Steve is pagan, but with the subject up in my mind I remembered that he’s specifically Jewish pagan.
“Hey, you just had a holiday, didn’t you?” I asked.
“Rosh Hashanah. No really my thing, religiously speaking,” he told me. “I did go home to my parents’ for a big dinner.”
“Are they ok with your being pagan?”
“They don’t care. They’re both atheists.”
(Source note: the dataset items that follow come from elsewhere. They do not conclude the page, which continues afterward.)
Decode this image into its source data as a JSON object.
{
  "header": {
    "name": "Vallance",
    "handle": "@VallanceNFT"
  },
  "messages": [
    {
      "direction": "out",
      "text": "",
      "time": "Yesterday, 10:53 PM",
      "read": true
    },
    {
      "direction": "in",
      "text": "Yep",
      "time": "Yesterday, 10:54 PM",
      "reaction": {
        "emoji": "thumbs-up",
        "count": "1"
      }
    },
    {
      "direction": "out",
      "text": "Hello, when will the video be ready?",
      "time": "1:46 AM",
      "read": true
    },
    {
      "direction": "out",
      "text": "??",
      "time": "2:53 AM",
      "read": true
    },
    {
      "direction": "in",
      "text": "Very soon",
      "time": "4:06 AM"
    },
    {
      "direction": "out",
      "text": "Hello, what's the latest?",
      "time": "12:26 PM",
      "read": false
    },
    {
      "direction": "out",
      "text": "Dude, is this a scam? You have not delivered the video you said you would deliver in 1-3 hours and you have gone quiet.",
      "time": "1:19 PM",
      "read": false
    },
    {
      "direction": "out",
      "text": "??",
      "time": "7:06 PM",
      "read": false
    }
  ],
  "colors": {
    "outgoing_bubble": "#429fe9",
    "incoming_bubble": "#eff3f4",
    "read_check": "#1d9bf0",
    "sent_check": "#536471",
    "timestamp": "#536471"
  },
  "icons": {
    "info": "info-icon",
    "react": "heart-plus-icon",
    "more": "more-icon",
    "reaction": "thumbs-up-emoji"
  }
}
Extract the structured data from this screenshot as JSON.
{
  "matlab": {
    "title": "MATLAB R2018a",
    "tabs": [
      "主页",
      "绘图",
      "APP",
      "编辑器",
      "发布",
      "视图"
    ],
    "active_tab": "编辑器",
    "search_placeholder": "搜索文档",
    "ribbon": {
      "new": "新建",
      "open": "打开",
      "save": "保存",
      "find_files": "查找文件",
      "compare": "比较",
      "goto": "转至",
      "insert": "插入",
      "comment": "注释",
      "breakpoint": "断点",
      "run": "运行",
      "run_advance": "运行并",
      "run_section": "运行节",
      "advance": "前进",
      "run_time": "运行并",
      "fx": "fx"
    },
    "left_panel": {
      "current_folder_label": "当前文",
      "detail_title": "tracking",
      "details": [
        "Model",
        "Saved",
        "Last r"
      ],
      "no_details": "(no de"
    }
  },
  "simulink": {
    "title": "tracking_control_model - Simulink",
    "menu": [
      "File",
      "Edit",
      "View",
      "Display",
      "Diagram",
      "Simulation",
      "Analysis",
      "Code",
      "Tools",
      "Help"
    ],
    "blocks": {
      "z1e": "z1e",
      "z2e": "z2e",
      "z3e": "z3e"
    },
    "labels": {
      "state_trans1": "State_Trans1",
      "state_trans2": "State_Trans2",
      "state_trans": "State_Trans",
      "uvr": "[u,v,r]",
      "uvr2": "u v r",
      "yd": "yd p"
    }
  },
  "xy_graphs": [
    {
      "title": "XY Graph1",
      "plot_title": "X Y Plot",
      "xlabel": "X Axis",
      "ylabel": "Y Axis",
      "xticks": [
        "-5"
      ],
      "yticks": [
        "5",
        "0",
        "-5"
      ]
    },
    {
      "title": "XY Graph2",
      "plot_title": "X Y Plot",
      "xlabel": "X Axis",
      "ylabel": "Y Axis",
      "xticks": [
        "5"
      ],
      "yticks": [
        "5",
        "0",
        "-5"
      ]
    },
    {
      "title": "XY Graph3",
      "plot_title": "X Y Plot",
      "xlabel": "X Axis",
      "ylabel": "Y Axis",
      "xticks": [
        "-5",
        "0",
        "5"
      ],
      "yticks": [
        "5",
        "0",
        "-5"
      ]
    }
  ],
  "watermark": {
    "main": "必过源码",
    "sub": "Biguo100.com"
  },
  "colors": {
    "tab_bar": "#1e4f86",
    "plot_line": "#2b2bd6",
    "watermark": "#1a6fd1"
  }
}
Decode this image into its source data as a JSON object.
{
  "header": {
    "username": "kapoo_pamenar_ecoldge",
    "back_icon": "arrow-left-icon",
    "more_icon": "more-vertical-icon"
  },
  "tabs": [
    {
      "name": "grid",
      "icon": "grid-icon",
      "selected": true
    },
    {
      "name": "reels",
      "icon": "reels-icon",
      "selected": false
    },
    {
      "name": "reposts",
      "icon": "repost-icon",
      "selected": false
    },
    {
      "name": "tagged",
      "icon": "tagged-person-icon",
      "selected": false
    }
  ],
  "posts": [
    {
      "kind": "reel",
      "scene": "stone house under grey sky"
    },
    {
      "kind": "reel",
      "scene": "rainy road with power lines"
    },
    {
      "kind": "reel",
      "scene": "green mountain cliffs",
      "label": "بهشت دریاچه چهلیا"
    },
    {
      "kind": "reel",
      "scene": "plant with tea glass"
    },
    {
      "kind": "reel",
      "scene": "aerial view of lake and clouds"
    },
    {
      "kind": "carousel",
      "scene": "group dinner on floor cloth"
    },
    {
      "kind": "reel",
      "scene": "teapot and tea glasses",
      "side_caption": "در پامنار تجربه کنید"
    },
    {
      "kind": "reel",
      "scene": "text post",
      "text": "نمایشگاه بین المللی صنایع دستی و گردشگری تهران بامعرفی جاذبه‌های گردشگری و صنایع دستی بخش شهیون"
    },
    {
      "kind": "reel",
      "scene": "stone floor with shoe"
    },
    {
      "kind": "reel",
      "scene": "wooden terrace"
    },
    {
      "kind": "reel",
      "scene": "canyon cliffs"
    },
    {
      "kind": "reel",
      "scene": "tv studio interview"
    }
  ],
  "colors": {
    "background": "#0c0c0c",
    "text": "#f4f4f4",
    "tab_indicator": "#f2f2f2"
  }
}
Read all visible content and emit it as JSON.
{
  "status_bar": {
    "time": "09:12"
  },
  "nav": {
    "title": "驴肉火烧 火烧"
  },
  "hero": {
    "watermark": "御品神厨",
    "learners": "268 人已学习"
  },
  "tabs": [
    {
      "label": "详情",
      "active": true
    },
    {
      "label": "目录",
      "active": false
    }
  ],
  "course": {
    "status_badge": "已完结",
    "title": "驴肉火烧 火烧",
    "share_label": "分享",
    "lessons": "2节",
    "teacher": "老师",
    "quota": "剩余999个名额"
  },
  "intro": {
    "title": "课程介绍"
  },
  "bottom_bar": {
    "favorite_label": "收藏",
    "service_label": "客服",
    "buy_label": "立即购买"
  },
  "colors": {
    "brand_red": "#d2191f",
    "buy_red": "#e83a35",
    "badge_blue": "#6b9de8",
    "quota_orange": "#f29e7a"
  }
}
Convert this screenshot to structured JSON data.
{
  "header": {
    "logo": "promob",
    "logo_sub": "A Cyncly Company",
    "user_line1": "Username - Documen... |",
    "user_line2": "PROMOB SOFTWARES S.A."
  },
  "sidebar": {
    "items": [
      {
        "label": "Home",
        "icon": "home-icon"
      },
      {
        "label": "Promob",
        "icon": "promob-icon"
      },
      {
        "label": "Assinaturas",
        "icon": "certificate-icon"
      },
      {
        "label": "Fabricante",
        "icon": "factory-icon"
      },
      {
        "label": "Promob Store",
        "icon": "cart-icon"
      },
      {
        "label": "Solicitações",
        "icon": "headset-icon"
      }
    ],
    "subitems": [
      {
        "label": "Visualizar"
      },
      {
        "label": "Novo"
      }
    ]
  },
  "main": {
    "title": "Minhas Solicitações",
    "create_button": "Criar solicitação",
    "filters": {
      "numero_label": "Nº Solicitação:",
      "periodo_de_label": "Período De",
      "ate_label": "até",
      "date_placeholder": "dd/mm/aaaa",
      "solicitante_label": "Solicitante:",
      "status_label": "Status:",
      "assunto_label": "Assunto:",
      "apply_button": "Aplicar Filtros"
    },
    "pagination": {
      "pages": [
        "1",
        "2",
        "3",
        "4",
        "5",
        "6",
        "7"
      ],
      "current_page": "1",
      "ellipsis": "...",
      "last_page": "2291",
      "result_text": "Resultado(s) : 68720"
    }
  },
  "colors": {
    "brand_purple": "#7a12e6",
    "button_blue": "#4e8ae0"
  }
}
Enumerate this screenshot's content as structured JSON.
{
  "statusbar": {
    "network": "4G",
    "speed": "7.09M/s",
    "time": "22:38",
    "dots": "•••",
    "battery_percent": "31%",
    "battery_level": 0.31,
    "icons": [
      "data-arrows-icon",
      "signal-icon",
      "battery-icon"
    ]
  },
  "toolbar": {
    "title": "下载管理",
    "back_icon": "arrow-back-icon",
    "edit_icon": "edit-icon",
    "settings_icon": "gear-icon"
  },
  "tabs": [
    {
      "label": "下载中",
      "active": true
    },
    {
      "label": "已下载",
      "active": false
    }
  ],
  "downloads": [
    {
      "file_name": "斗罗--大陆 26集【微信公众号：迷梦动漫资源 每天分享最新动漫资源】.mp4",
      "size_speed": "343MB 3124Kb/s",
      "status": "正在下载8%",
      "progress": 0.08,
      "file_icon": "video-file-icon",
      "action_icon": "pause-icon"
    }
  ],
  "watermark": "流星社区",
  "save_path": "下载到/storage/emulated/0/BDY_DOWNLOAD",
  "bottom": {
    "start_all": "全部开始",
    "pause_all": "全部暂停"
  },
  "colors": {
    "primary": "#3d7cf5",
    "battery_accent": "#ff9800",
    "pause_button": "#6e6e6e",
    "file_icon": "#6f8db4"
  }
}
“Huh,” I said, because I couldn’t think of anything else. Then—“hey, there are a lot of Jewish people here, aren’t there?” There aren’t a lot who identify as Jewish now, though Steve does, are nine or ten students, plus Aaron, who were raised Jewish and sometimes show up at campus Seders and such. That’s about ten percent of the student body, which is much higher than the national average. “Is that odd? I thought most neopagans used to be Christian.”
“No, it’s the other way around. Most of Christianity used to be pagan. The rest was Jewish.”
“I knew that part. I mean now. Individuals. The holidays are so similar, it just seems weird to me, Jewish pagans.”
“It shouldn’t. European magic has deep ties to European Jewry.”
“Yeah?”
“Yeah. Remember Nicholas Flamel?”
“Was he real? And Jewish?” Nicholas Flamel, you may recall, was one of the couple who created the Sorcerer’s Stone in the Harry Potter book.
“Real, yes, Jewish, no. He was something like a clerk, but he endowed a couple of churches and hospitals and things. How did he do that, if he didn’t have some unusual way of making gold? He claimed to have created the philosopher’s stone. But when he was first figuring out alchemy, the first thing he did was to go to Spain to look for a Jewish scholar who could teach him the Qabalah. The first thing that occurred to him.”
“Huh.”
“I mean, if you think about it, we, too, are different and so change the world.”